Advisory Board Member

Kartik is an evolutionary ecologist with a love for both mountains and marine life, and an occasional writer of children’s fiction, keen guitarist, drummer and basketball player.  As faculty at the Centre for Ecological Sciences, Indian Institute of Science, he works on the ecology and evolution of frogs, reptiles, birds, plants and marine fauna. His group works on the evolutionary biogeography of different taxa, and on the behaviour of mixed species groups of birds and reef fish. In addition, he has established long term research programmes for different species of sea turtles across India. He has recently initiated work on sharks and rays of the Indian coast, and on reef associated organisms in the Andaman Islands. Kartik is a founding trustee of Dakshin Foundation, where he oversees work on marine flagships and community wellbeing, and a founding editor of the magazine, Current Conservation. He is the author of the book From Soup to Superstar, a historical account of sea turtle conservation in India. He is also a very important half of the dastardly writing duo Kart el Shockington.

Bob Smith

Advisory Board Member

Professor Bob Smith’s work as a conservation scientist has mainly focused on identifying priority areas for conservation and designing protected area networks. Much of this work has involved leading long-running projects in Southern Africa and the UK, but Bob has worked on projects in 22 countries in Africa, Asia, Europe and South America. Hiss research also encompasses a broad range of conservation topics, including understanding spatial patterns of deforestation and human-wildlife conflict. In particular, Bob has published seminal work on the influence of corruption in conservation and the role of marketing in conservation.

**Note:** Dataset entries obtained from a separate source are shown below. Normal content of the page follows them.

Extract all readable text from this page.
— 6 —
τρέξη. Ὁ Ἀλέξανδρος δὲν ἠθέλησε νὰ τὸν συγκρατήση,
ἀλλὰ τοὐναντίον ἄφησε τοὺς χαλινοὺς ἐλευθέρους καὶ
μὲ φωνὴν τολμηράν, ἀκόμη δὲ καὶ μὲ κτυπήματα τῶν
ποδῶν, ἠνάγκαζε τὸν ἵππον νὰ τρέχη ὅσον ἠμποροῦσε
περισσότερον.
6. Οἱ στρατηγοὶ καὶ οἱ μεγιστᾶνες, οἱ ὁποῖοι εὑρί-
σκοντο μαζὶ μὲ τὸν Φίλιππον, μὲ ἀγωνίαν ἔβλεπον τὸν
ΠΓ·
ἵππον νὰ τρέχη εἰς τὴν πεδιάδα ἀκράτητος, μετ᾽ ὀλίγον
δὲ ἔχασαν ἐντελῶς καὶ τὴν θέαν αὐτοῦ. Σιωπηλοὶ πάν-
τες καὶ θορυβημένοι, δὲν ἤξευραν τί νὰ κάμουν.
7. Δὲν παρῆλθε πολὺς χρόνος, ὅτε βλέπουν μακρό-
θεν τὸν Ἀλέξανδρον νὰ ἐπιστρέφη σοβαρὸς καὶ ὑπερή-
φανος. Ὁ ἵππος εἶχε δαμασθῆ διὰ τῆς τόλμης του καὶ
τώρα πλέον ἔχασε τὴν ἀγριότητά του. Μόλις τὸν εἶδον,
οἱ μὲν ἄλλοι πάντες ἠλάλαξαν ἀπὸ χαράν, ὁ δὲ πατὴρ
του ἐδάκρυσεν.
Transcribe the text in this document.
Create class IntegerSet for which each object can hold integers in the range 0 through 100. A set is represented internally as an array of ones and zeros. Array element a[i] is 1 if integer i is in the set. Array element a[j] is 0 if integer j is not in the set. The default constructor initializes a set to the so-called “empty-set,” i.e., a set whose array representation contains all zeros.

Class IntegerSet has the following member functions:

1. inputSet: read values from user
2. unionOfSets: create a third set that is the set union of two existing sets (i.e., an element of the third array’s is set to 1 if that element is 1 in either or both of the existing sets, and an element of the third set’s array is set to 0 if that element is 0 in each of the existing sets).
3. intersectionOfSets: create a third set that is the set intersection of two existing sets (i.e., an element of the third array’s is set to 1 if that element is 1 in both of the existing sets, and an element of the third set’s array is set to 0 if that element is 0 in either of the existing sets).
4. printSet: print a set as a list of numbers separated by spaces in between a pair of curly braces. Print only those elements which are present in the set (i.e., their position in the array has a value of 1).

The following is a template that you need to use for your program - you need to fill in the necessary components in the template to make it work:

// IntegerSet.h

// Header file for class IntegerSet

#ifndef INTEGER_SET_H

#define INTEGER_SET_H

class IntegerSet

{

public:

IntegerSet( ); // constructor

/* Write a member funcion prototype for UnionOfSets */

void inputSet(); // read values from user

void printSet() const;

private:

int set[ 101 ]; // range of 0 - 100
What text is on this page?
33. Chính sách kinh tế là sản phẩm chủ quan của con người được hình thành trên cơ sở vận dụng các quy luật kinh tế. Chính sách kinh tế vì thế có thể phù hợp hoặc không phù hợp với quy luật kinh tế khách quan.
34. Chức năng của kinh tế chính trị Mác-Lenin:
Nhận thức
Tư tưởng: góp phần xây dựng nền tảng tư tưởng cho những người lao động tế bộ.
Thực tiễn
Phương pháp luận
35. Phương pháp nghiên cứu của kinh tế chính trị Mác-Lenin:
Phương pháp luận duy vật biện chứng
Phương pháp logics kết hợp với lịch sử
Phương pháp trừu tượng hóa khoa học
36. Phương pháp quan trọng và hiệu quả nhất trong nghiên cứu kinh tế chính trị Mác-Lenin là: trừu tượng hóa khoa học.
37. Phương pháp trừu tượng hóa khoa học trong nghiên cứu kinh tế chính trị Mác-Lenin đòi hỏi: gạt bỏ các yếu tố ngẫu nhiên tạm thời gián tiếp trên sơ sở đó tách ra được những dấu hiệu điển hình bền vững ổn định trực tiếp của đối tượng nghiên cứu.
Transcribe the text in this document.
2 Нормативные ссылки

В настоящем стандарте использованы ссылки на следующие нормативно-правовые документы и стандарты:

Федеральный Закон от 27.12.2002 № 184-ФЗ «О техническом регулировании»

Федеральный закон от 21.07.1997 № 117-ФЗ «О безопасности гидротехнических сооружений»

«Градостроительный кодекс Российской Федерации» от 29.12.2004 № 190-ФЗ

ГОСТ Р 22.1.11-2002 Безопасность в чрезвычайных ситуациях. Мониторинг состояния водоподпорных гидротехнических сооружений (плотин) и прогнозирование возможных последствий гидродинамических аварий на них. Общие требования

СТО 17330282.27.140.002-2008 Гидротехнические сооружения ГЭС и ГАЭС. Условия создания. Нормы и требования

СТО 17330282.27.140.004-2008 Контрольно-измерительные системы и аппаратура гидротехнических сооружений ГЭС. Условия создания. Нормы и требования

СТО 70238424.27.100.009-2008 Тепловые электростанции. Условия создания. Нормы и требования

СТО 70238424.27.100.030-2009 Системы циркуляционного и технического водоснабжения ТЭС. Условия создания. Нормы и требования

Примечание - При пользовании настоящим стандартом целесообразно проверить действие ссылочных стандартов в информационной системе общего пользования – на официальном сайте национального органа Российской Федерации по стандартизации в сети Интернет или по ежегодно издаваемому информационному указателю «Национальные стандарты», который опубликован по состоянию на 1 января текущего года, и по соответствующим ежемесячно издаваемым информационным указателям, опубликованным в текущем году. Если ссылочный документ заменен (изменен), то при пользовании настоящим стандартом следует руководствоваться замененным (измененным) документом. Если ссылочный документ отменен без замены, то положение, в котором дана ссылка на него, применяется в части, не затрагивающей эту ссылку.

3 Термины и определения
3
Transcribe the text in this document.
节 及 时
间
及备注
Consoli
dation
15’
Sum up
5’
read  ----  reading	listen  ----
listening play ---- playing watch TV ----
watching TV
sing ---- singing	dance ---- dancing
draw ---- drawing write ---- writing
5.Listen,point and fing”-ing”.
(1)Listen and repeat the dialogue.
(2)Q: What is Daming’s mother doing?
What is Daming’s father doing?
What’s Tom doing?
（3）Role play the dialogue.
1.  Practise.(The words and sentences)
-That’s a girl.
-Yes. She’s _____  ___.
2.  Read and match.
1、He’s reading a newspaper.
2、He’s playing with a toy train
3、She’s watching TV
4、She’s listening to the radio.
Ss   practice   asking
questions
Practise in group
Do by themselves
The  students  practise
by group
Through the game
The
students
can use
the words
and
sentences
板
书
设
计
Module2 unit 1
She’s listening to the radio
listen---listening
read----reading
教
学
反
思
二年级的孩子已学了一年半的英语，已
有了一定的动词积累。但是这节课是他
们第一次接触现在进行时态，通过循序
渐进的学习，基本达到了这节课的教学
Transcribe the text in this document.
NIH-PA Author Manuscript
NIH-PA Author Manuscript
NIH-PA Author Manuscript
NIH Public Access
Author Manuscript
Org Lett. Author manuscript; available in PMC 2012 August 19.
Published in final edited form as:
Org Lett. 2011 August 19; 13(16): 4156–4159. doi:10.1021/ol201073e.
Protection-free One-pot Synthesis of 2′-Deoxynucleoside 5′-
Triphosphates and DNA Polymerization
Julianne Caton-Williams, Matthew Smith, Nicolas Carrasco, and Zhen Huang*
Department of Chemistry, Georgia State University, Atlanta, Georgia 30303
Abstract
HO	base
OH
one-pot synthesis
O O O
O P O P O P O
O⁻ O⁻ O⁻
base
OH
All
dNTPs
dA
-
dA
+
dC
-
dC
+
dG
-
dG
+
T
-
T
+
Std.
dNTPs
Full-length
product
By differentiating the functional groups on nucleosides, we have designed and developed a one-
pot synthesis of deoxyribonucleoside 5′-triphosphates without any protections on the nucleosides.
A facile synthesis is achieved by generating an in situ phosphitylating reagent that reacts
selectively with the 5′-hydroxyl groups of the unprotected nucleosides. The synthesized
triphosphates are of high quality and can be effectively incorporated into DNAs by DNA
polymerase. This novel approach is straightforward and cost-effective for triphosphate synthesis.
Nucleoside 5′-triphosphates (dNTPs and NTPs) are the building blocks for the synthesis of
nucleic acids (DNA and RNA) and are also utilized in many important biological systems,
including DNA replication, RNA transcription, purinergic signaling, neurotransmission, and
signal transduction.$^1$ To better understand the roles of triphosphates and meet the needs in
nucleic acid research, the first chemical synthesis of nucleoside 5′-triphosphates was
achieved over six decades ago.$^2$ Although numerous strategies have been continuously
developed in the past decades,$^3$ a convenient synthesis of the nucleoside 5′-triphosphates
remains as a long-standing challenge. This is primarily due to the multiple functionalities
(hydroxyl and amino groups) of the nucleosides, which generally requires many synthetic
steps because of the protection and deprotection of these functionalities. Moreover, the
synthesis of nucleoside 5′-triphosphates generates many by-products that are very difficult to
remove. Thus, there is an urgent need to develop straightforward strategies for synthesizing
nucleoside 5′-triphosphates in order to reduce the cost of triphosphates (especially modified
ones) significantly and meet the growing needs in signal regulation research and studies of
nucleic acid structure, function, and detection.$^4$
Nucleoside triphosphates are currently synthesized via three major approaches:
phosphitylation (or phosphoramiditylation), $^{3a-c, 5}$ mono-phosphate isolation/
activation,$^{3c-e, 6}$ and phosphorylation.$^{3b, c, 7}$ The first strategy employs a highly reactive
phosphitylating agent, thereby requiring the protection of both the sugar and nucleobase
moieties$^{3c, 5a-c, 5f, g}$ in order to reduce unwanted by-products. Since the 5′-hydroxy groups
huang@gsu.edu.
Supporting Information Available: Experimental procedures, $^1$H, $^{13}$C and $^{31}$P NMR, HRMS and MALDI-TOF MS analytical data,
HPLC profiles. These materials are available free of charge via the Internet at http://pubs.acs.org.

Bob is also an Honorary Senior Fellow at the United Nations Environment Programme – World Conservation Monitoring Centre, the Founder of the Izele online conservation social network, on the Editorial Board of the journal Oryx and a member of the IUCN’s World Commission on Protected Areas. Bob is a member of the Durrell Institute of Conservation and Ecology (DICE).

Lourdes Vera

Advisory Board Member

Lourdes Vera is an Assistant Professor in the Department of Sociology and Department of Environment and Sustainability at UB. As an environmental sociologist and civic scientist, she works with communities living near oil and gas development to monitor their air for contaminants. She also serves on the coordinating committee of the Environmental Data and Governance Initiative, envisioning and building digital tools and research infrastructures for environmental data justice. Her interdisciplinary work spans environmental science, social science, and critical theory with articles appearing in Atmospheric EnvironmentEngaging Science, Technology, and Society, and Mobilization.